Development firm Lee Homes has acquired a collection of 60 Shulman images for permanent display at the new Julius Shulman Gallery at 801 S. Grand Ave. The works are displayed on the first floors of the Sky high-rise in downtown Los Angeles. The mixed-use high rise, owned by CIM Group and Lee Homes, has luxury lofts on its top 11 floors, while the lower 10 floors are dedicated to office space with retail shops and restaurants on the ground floor.


Harlan Lee, founder of Lee Homes, met the iconic photographer in 1953 when Shulman shot a project 14 homes built in a Walnut Grove that Lee built in the San Fernando Valley.

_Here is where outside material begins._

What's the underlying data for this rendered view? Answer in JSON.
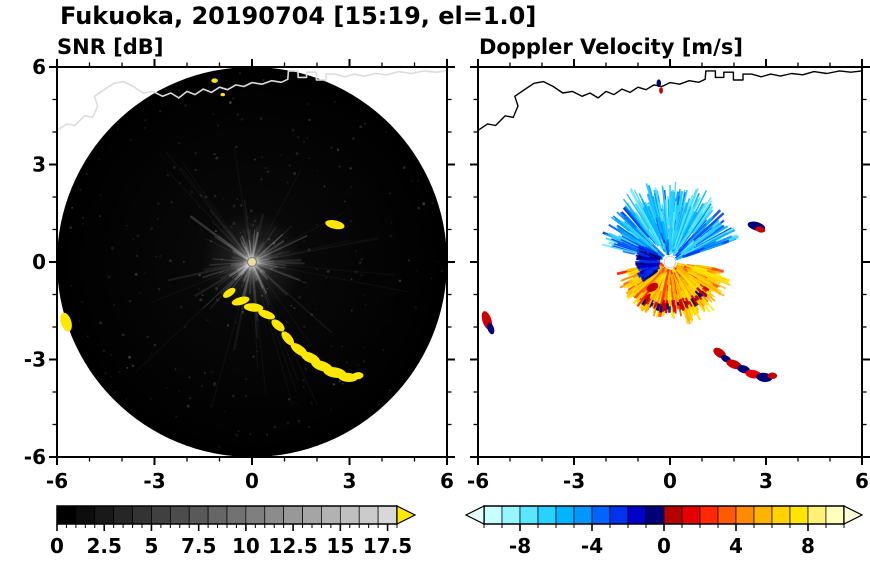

“Julius shot it in a way that was so amazing,” Lee said. “After that, I had Julius shoot all my houses. I’ve been a big admirer for many years and one of his biggest fans.”


The permanent gallery collection cost Lee about $50,000 to pull together.


Last year, the Getty Research Institute purchased Shulman’s archives 260,000 prints, negatives and transparencies and developed a traveling exhibit of his works titled “Modernity and the Metropolis.” A popular Shulman exhibit at the J. Paul Getty museum closed in January.


The photographer was born to Russian immigrants in 1910 in Brooklyn, N.Y. The family moved to L.A. in 1920 and Shulman, now 95, lives in Laurel Canyon.


He’s perhaps known best for his photographs of the Case Study Houses, which were residences built from 1945 to 1966 by major architects of the day, including Richard Neutra, Eero Saarinen, Pierre Koenig, Raphael Soriano and Craig Ellwood. The experiment was backed by John Entenza’s Arts & Architecture magazine. The traveling Getty exhibit features 83 images, including 18 of the 26 California Case Study houses.


The downtown Shulman gallery displays a variety of his works, including color photos of the Walt Disney Concert Hall and Our Lady of Los Angeles Cathedral and a 1933 black and white image of Los Angeles City Hall reflected in a pool of water near the Union Station construction site. One of his more recognizable works is a 1933 shot of the bombed out ruins of the former Los Angeles Times building.


“They were his selections, not mine,” Lee said of the gallery. “None of the Case Study Houses are in it; he felt it was better as more of a historical L.A. exhibit.”


The Julius Shulman Gallery is open to the public seven days a week, 11 a.m. to 5 p.m. Monday through Friday, and Saturday and Sunday 10 a.m. to 6 p.m.